In this case, the Court held that there was no evidence that the Trust’s actions in progressing the disciplinary process without waiting for the outcome of the police investigation would have had any effect on the criminal investigation or given rise to a real danger of a miscarriage of justice.
The Court also held that it would not have been wrong for the Trust, having started to investigate alleged misconduct, to ‘side-step’ the conduct disciplinary process by considering dismissal on the basis of Dr Gregg losing his registration to practice. His contract allowed for alternative grounds for dismissal and starting one process did not prevent the Trust from relying on another.

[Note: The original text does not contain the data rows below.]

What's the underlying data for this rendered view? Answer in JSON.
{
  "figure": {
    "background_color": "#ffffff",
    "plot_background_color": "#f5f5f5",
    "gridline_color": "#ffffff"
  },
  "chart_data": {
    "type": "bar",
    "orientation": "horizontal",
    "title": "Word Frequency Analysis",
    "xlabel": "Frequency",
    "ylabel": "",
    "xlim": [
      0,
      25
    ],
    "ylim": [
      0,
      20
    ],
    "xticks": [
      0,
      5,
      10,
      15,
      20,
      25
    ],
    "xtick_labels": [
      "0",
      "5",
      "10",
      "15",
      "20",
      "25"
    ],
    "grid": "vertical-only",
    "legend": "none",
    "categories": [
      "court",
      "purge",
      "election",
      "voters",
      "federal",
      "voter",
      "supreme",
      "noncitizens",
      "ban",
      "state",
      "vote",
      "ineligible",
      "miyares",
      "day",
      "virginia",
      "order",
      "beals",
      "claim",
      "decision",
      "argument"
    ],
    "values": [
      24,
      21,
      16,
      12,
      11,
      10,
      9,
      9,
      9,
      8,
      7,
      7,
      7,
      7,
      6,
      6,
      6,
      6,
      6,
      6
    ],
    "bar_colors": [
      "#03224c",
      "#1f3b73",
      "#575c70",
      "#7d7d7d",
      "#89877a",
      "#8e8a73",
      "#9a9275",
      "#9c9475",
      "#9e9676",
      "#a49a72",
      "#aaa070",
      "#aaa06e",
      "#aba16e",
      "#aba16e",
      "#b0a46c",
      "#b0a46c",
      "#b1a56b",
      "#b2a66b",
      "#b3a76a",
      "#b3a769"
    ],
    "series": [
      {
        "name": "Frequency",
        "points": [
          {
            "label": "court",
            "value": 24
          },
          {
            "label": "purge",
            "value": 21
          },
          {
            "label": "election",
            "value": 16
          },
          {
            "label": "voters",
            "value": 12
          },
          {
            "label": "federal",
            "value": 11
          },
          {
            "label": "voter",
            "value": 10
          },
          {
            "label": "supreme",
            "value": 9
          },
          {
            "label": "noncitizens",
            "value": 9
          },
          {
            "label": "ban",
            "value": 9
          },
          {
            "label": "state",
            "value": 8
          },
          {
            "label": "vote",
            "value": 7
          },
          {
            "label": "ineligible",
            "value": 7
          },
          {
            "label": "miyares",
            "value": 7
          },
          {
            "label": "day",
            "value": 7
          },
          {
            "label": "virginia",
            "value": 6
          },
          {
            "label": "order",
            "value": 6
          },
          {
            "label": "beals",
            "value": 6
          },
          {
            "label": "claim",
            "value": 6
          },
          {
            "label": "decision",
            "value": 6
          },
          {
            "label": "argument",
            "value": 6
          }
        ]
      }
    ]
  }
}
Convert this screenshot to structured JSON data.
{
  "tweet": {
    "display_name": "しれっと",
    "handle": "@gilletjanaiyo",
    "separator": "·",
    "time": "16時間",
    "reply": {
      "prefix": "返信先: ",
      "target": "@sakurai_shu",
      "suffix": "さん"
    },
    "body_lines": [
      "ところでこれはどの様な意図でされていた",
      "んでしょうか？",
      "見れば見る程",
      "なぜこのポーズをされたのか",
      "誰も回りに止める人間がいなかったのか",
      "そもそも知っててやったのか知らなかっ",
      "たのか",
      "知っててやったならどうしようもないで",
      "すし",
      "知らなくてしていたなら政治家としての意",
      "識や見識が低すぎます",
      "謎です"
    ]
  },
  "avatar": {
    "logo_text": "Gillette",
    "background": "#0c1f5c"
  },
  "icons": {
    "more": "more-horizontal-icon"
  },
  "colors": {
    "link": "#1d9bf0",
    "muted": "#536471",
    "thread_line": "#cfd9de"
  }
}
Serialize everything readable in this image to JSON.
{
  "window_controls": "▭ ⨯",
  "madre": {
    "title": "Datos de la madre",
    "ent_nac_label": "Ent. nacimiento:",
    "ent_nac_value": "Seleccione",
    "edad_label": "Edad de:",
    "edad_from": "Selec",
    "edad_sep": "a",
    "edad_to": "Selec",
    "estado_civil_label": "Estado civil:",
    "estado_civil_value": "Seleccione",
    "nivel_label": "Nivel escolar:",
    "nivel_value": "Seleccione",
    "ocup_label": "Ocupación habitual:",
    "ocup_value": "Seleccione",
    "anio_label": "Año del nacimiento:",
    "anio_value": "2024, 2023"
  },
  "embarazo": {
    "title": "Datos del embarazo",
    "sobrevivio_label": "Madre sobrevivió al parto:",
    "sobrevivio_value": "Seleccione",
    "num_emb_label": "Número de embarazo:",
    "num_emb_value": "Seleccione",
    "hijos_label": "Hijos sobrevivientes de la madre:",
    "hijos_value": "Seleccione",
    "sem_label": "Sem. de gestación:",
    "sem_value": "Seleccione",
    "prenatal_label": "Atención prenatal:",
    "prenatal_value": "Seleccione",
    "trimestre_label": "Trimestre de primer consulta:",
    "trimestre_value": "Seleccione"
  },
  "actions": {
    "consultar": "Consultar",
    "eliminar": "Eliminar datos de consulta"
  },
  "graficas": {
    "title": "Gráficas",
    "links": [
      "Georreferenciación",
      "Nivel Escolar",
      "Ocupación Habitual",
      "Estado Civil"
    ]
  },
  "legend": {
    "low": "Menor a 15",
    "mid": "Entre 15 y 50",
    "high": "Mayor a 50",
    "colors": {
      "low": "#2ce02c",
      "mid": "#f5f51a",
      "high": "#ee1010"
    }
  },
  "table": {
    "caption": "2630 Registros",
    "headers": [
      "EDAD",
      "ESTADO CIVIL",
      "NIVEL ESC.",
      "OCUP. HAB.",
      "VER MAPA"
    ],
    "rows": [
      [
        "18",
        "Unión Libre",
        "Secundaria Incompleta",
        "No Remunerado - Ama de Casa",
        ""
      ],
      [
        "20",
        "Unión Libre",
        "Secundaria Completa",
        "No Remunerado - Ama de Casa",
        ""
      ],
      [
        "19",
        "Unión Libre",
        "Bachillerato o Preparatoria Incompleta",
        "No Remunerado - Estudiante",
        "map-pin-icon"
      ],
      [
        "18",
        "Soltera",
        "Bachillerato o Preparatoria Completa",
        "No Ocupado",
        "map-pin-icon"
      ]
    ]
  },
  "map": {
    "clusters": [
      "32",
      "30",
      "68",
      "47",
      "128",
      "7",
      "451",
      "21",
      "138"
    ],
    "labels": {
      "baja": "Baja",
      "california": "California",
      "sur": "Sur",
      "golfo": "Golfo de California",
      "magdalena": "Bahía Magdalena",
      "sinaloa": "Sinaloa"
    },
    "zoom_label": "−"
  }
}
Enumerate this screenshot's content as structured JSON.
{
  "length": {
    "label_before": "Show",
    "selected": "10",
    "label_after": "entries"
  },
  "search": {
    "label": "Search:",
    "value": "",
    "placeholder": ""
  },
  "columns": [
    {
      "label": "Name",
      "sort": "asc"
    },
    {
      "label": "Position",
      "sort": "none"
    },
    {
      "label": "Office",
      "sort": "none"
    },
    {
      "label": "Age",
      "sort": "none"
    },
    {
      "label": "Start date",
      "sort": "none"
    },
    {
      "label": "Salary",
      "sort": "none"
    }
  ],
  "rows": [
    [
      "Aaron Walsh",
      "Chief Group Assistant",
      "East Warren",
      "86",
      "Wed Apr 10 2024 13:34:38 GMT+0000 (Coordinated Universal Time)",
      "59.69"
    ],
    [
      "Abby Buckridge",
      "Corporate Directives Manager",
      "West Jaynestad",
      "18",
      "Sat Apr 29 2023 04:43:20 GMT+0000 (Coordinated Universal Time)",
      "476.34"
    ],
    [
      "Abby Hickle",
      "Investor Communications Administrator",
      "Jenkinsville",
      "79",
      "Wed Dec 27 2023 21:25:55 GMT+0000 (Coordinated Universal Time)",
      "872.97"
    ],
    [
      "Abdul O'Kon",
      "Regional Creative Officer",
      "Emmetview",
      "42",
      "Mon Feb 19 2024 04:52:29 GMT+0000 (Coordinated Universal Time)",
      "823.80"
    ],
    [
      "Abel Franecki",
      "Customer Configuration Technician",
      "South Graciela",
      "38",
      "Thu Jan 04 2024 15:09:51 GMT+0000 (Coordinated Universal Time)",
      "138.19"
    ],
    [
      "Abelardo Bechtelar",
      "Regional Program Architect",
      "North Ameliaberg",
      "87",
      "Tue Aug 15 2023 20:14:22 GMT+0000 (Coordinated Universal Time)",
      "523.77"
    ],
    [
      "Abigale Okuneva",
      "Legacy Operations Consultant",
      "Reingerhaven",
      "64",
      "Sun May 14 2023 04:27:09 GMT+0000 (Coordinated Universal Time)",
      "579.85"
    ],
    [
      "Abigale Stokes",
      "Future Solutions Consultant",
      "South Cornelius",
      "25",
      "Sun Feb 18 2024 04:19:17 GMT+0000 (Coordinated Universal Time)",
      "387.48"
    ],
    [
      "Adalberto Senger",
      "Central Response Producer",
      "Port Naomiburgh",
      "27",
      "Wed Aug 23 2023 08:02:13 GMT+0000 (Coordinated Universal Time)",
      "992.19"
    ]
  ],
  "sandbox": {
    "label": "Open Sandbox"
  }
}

Comment: It is rare for an employee to obtain injunctive relief in the course of disciplinary proceedings. Such cases are usually confined to the public sector where contractual disciplinary procedures and potentially career-ending allegations are more common.
However, this decision makes clear that an employer does not usually have to wait for the outcome of a criminal investigation before proceeding with an internal disciplinary process. It should be noted that the standard of proof for the courts where a crime is alleged is ‘ beyond reasonable doubt’ whereas the question for the employer in carrying out a disciplinary procedure is whether it had a genuine belief, on reasonable grounds, that the employee conducted themselves in the manner alleged.
With regard to suspension this decision confirms that, without a contractual right to do so, it is unlikely that an employer will be able to stop an employee’s pay during a period of suspension and is consistent with the Acas Code of Practice on Disciplinary and Grievance Procedures which states that ‘suspension should not be considered a disciplinary action’.